How to Consolidate Credit Cards

Your debt is mounting and your interest rates aren’t getting any lower, less and less money each month is going into your pocket and more and more of it is put towards debt repayment. Sound familiar? If you find yourself in this situation, a smart and easy way to get rid of debt is to consolidate debt into one payment.

There are a few ways to consolidate your credit cards, but before moving forward, you must first assess your current situation. Make a list of all of your current credit cards and determine the interest rate and balance you have on each one. This will give you a better understanding of which strategy to take to consolidate credit cards into one. The next step is to choose a plan that works best for your financial situation.
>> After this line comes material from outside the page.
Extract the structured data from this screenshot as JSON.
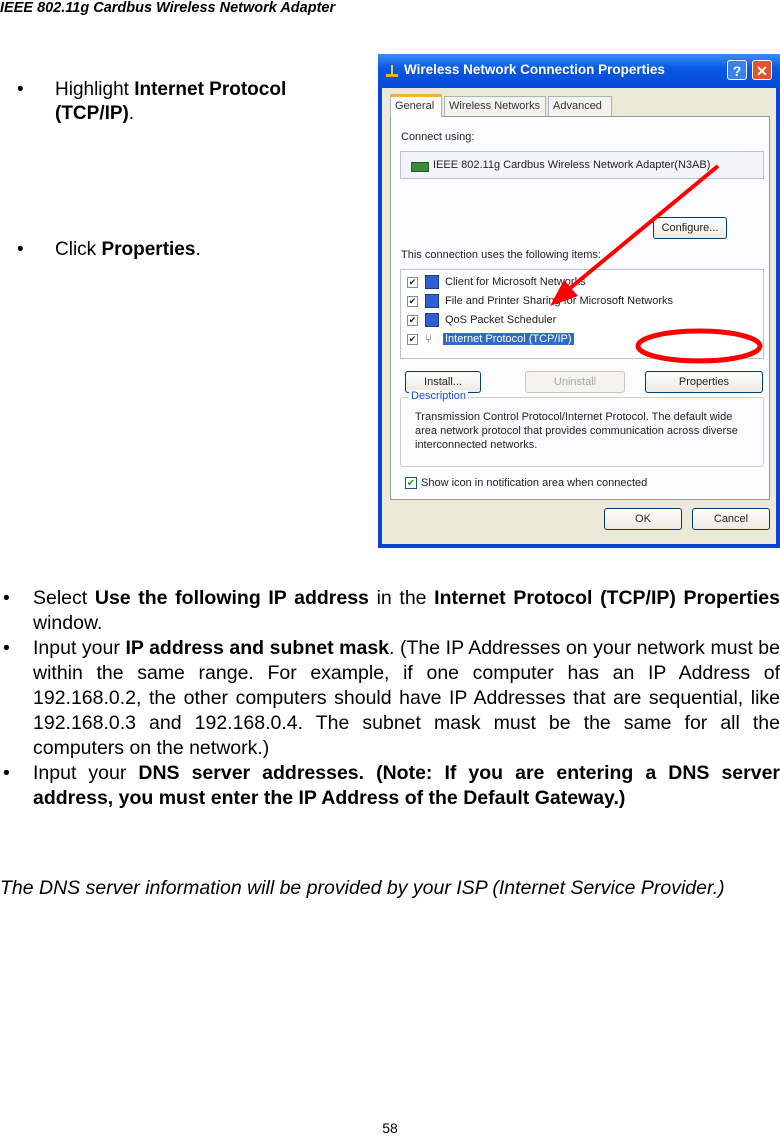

Take out a Debt Consolidation Loan

how to consolidate credit cards

Consolidate Your Credit Cards Into One!

The most obvious way to pay off credit card debt with one payment is credit card loan consolidation. These are easy to apply for at your bank or loan institute. It will make paying off your debt easier to manage and will have a lower total interest than compared to your multiple credit cards.

Take out a Personal Loan

This is the best option if you do not own a home or want to avoid using your home equity as collateral in order to consolidate your credit cards. A personal loan can be obtained through a lender; however make sure that the interest rate is lower than that of your credit card. The actual interest rate will most likely be higher than a loan that uses your home equity; there are also more options available if you are willing to use your home as collateral.

Take Out a Home Equity Loan

Taking out a Home Equity Loan (HEL) allows you to borrow against the value of your home. This sounds tricky but actually makes a lot of financial sense depending on your debt situation. Using an HEL can cut your monthly interest to a third of what it was before consolidation. The interest rate on a Home Equity Loan is usually higher than the interest on a first mortgage; however it is also usually much lower than that of a credit card. With an HEL, instead of making multiple payments to your credit card companies, you make one simple payment towards your Home Equity Loan each month. It is important to remember though, that your HEL must be repaid upon the sale of your home. Also, your HEL will be meshed with your home equity and will not be available to you if you sell your home.

Cash-out Refinancing

Another way to learn how to consolidate credit cards is to use your home equity for cash-out refinancing. This basically means getting your home equity in hand by refinancing your mortgage to one with a higher principle. This seems scary but in most cases, using cash-out refinancing does not affect the mortgage payment at all. However, if it does, your monthly debt repayment will still be less since you consolidated your credit cards into your mortgage. This will ultimately help you to pay less interest on your overall debt. It is important to know though, that in the worst case scenario, you may lose your home by default since the loan is secured solely by your home.

Once you’ve chosen a consolidation plan, stick to it and you will clear your debt out in no time. Now that you know how to get yourself out of financial trouble, avoid piling yourself under debt in the future by closing your credit accounts and cutting up your high interest credit cards. It is important to keep at least one for emergency purposes, but there is no reason to have multiple in hand.